My grandfather told me to marry for money. My mother told me to marry a God-fearing man. My father told me to marry a man who wasn’t an idiot and my grandmother told me to marry a man who wouldn’t cheat. I’d accomplished great things in my career as a celebrity makeup artist working on Hollywood sets. I teach makeup techniques in both live settings and via a successful Youtube channel. But even with all my success and seemingly glorious life, I ended up pregnant and in love with a man who is currently serving time in jail.
When we first met, I gave him the name “Ten In The Penn” because he immediately admitted he was fresh out of prison after doing a 10 years bid. His honesty was the first thing that attracted me to him. He had no money and his goals were simple — he just wanted to work a steady job and reconnect with the son that he’d lost touch with due to his incarceration. I was new to the New York area and he was charming, muscular and had a undeniable happiness about nothing and everything.
“Ten In The Pen” and I texted for weeks after our initial interaction. I was taken by his intelligence, his sunny disposition coupled with his truthful approach to life was all it took to make me fall in love with who he was rather than what he had or didn’t have. It wasn’t long after we met he told me the story of his parentless childhood. He was left in the care of a family friend who tried her best but had her own children to raise, which often times meant his street life went unnoticed. Those same streets raised him.
His story reads very much like that of many incarcerated men and woman who’ve committed crimes because of lack of resources. When your mother cannot afford a babysitter, you end up caring for yourself. When she can’t put food on the table, you end up feeding yourself. His biological mother never once visited him during his 10 year prison bid. In fact, nobody really did. By the time he and I met, abandonment issues ran deep within him and his daily movements. However, I was captivated by his joy. He was happy to be alive and to be free. He was happy that I loved him and I was happy that he loved me.

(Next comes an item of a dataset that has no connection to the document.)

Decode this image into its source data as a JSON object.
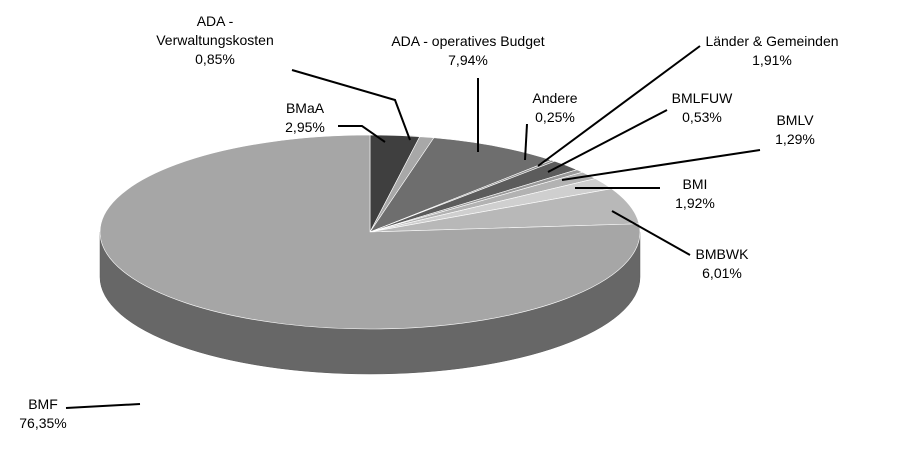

I found out I was pregnant in December of 2018. Life seemed to have hit a sweet spot for us. I would watch him asleep in my bed and be thankful that I could be a safe space for him. He made me feel wanted and reassured my beauty and talent. He encouraged me to get back into the beauty space. What little he made from his landscaping job, he gave to me without hesitation and he never missed a doctor’s appointment for our baby. He never had a family so he trusted my guidance and let me lead.
Not long after we met, he told me he wanted a daughter who he would name “Myair” (pronounced “my-air”). He came up with her name in jail. He yearned for unconditional love. His little girl and her big brother would be his only reasons for breathing motivation to imagine anew future.
Myair. I liked the name.
We found out we were pregnant with a little girl. He was over the moon. But our joy was short-lived. I was well into the swing of my third month of pregnancy when one evening, he called me sounding very rushed. “Baby, I gotta go outta town really quick and I have to turn off my phone. If my parole officer comes to the house, don’t answer.” This was the last day that I would see him outside of prison walls.
I was devastated. He had made a desperate decision before we met, that came back to haunt us. Desperation leads to desperate choices and desperate choices are never anything that we can be proud of. A man fresh out of prison has nothing. A man with very little family to help him has even less than nothing. Nothing but choices. I don’t regret the choice I made to make him my friend and then my lover. I don’t regret that Myair will be here any day now. More often than not I’m thankful to have found him and be able to love him then and now because it was the realest thing I’d experienced in a long time. I’ve never met a man more deserving of love.
My child is not fatherless. She very much has a Daddy who dreamed of her before we ever met and wants to be in her life. The first time I visited the detention center where he’s being held, I cried and cried. There were at least 60 other people in the room in rows of visitors side by side and prisoners side by side. I cried like no one was watching because frankly, they weren’t. They too were fixated on the face of the loved one sitting right in front of them, who could not come home with them. Not even on that day or the many days after when I’d go to visit him would I regret that I loved him. If you could ask him however, he’d tell you that he had so many regrets. He’d tell you that he feels like a fool. He’d tell you that he can not eat because of the shame that eats away at him.
I want Myair to grow up understanding that there are consequences to everything we do both good and bad. I want her to be compassionate and kind to those who come from walks of life that she has not traveled. I want her to make it easy on herself but to also understand that life and love is not easy at all. Most-importantly I want her to always make the best of every pitfall and mountain top. God willing, through all of this her father and I will show her better than we can tell her.